我们考虑一个无限复对称（不一定是埃尔米特）三对角矩阵T，其对角元素的模发散到 *，其非对角元素有界。我们把T看作是Hilbert空间l^2中极大域到l^2的线性映射。在T^存在<-1>的前提下，考虑用T_n的n阶主子阵的特征值λ_n逼近T的给定单特征值λ的问题。设T=[x^&lt;（1）&gt;，x^&lt;（2）&gt;，.]^ T是对应于λ的特征向量。设X^T X * 0和f_&lt;n+1&gt;x^&lt;（n+1）&gt;/x^&lt;（n）&gt;*0为n**，我们证明存在T_n的序列{lambda_n}使得λ_n=f_&lt;n+1&gt;^&lt;（n）&gt;x^&lt;（n+1）&gt;[1+o（1）]/（X^TX）*0，其中f_&lt;n+1&gt;表示T的（n，n+1）元。（a）求出J_<nu>（z）=0的nu，给定z * 0;（B）计算Mathieu方程的特征值。幸运的是，对于这些例子，T^的存在性<-1>不需要验证，因为我们可以证明，适当地取α的T+ α I具有逆。

项目成果

稲垣敏之: "Adaptive Choice of a Safety Management Scheme upon an Alarm under Supervisory Controre of a Large-Complex System" Reliability Enginnering and System Safety. 31. 81-87 (1993)

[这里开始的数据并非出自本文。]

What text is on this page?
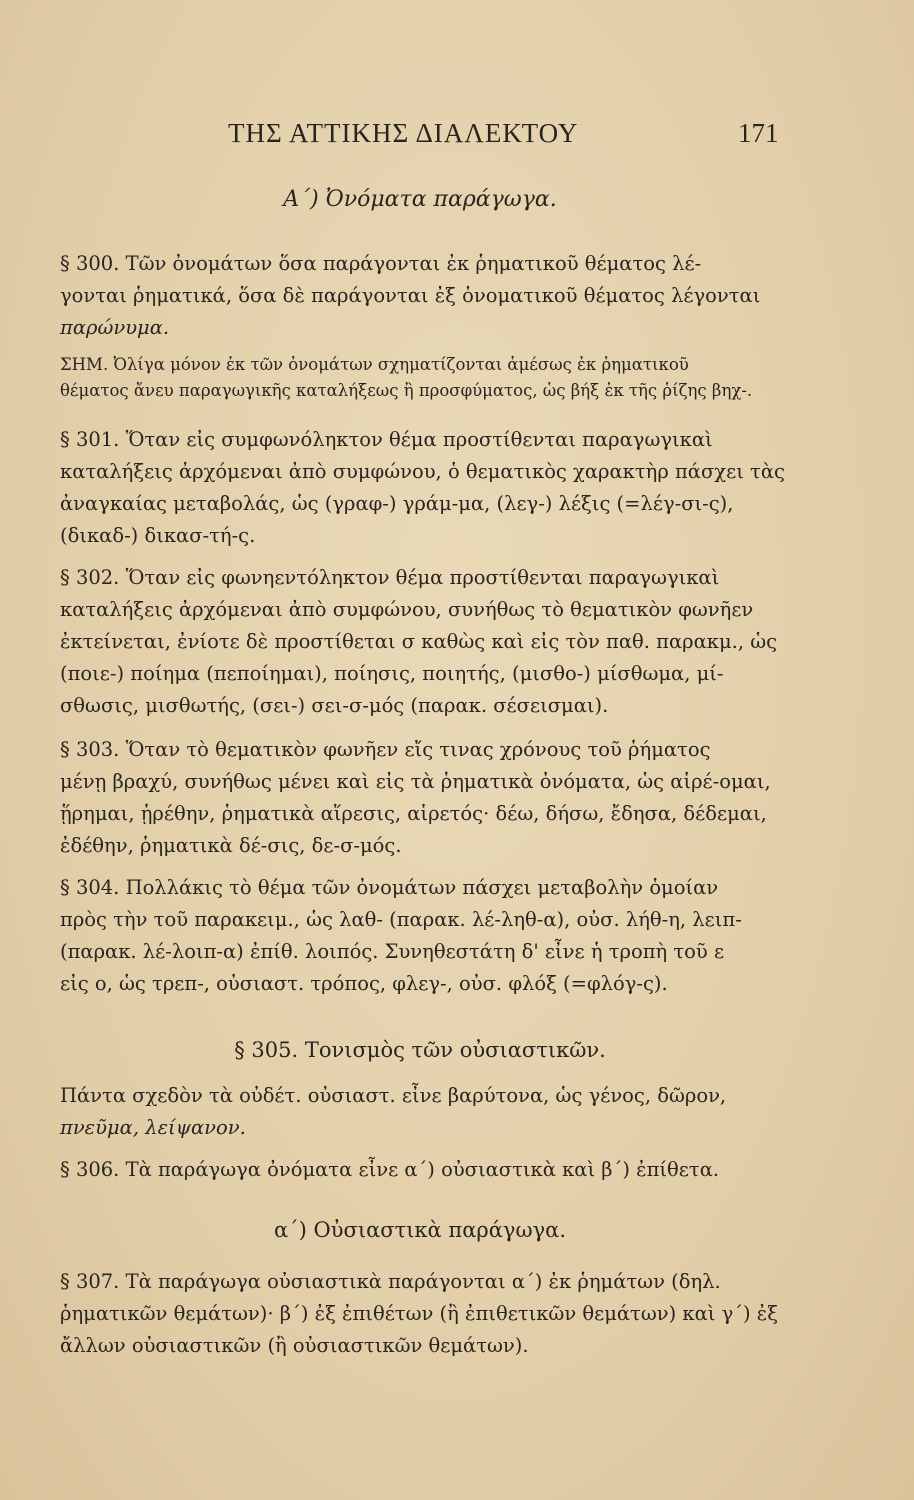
ΤΗΣ ΑΤΤΙΚΗΣ ΔΙΑΛΕΚΤΟΥ	171
Α΄) Ὀνόματα παράγωγα.
§ 300. Τῶν ὀνομάτων ὅσα παράγονται ἐκ ῥηματικοῦ θέματος λέ-
γονται ῥηματικά, ὅσα δὲ παράγονται ἐξ ὀνοματικοῦ θέματος λέγονται
παρώνυμα.
ΣΗΜ. Ὀλίγα μόνον ἐκ τῶν ὀνομάτων σχηματίζονται ἀμέσως ἐκ ῥηματικοῦ
θέματος ἄνευ παραγωγικῆς καταλήξεως ἢ προσφύματος, ὡς βήξ ἐκ τῆς ῥίζης βηχ-.
§ 301. Ὅταν εἰς συμφωνόληκτον θέμα προστίθενται παραγωγικαὶ
καταλήξεις ἀρχόμεναι ἀπὸ συμφώνου, ὁ θεματικὸς χαρακτὴρ πάσχει τὰς
ἀναγκαίας μεταβολάς, ὡς (γραφ-) γράμ-μα, (λεγ-) λέξις (=λέγ-σι-ς),
(δικαδ-) δικασ-τή-ς.
§ 302. Ὅταν εἰς φωνηεντόληκτον θέμα προστίθενται παραγωγικαὶ
καταλήξεις ἀρχόμεναι ἀπὸ συμφώνου, συνήθως τὸ θεματικὸν φωνῆεν
ἐκτείνεται, ἐνίοτε δὲ προστίθεται σ καθὼς καὶ εἰς τὸν παθ. παρακμ., ὡς
(ποιε-) ποίημα (πεποίημαι), ποίησις, ποιητής, (μισθο-) μίσθωμα, μί-
σθωσις, μισθωτής, (σει-) σει-σ-μός (παρακ. σέσεισμαι).
§ 303. Ὅταν τὸ θεματικὸν φωνῆεν εἴς τινας χρόνους τοῦ ῥήματος
μένῃ βραχύ, συνήθως μένει καὶ εἰς τὰ ῥηματικὰ ὀνόματα, ὡς αἱρέ-ομαι,
ᾕρημαι, ᾑρέθην, ῥηματικὰ αἵρεσις, αἱρετός· δέω, δήσω, ἔδησα, δέδεμαι,
ἐδέθην, ῥηματικὰ δέ-σις, δε-σ-μός.
§ 304. Πολλάκις τὸ θέμα τῶν ὀνομάτων πάσχει μεταβολὴν ὁμοίαν
πρὸς τὴν τοῦ παρακειμ., ὡς λαθ- (παρακ. λέ-ληθ-α), οὐσ. λήθ-η, λειπ-
(παρακ. λέ-λοιπ-α) ἐπίθ. λοιπός. Συνηθεστάτη δ' εἶνε ἡ τροπὴ τοῦ ε
εἰς ο, ὡς τρεπ-, οὐσιαστ. τρόπος, φλεγ-, οὐσ. φλόξ (=φλόγ-ς).
§ 305. Τονισμὸς τῶν οὐσιαστικῶν.
Πάντα σχεδὸν τὰ οὐδέτ. οὐσιαστ. εἶνε βαρύτονα, ὡς γένος, δῶρον,
πνεῦμα, λείψανον.
§ 306. Τὰ παράγωγα ὀνόματα εἶνε α΄) οὐσιαστικὰ καὶ β΄) ἐπίθετα.
α΄) Οὐσιαστικὰ παράγωγα.
§ 307. Τὰ παράγωγα οὐσιαστικὰ παράγονται α΄) ἐκ ῥημάτων (δηλ.
ῥηματικῶν θεμάτων)· β΄) ἐξ ἐπιθέτων (ἢ ἐπιθετικῶν θεμάτων) καὶ γ΄) ἐξ
ἄλλων οὐσιαστικῶν (ἢ οὐσιαστικῶν θεμάτων).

Toshiyuki Inagaki：“大型复杂系统监控下报警时安全管理方案的自适应选择”可靠性工程和系统安全。31. 81-87 (1993)。

池辺八洲彦 他: "行列算法によるzJ′ν(Z)+HJν(z)=0の数値解法" 電子情報通信学会. (採録決定).

Yasuhiko Ikebe 等人：“使用矩阵算术的 zJ′ν(Z)+HJν(z)=0 的数值解”IEICE（已接受）。

DongSheng Cai: "A data-parallel particle-in-cell code using a scan-vector model" Supercomputing‘95. (to appear).

DongSheng Cai：“使用扫描矢量模型的数据并行粒子内代码”超级计算95（即将出现）。

Y.Ikebe, N.Asai, Y.Miyazaki, and D.Cai: "The Eigenvalue Problem for Infinite Complex Symmetric Tridiagonal Matrices with Application" to appear in Linear Algebra and Its Applications.

Y.Ikebe、N.Asai、Y.Miyazaki 和 D.Cai：“无限复对称三对角矩阵的特征值问题及其应用”出现在《线性代数及其应用》中。

池辺八洲彦 他3名: "Infinite matrices and special functions" Proc.Int.Workshop on Inverse Problems. (1995)

Yasuhiko Ikebe 和其他 3 人：“无限矩阵和特殊函数”Proc.Int.Workshop on Inverse Problems (1995)。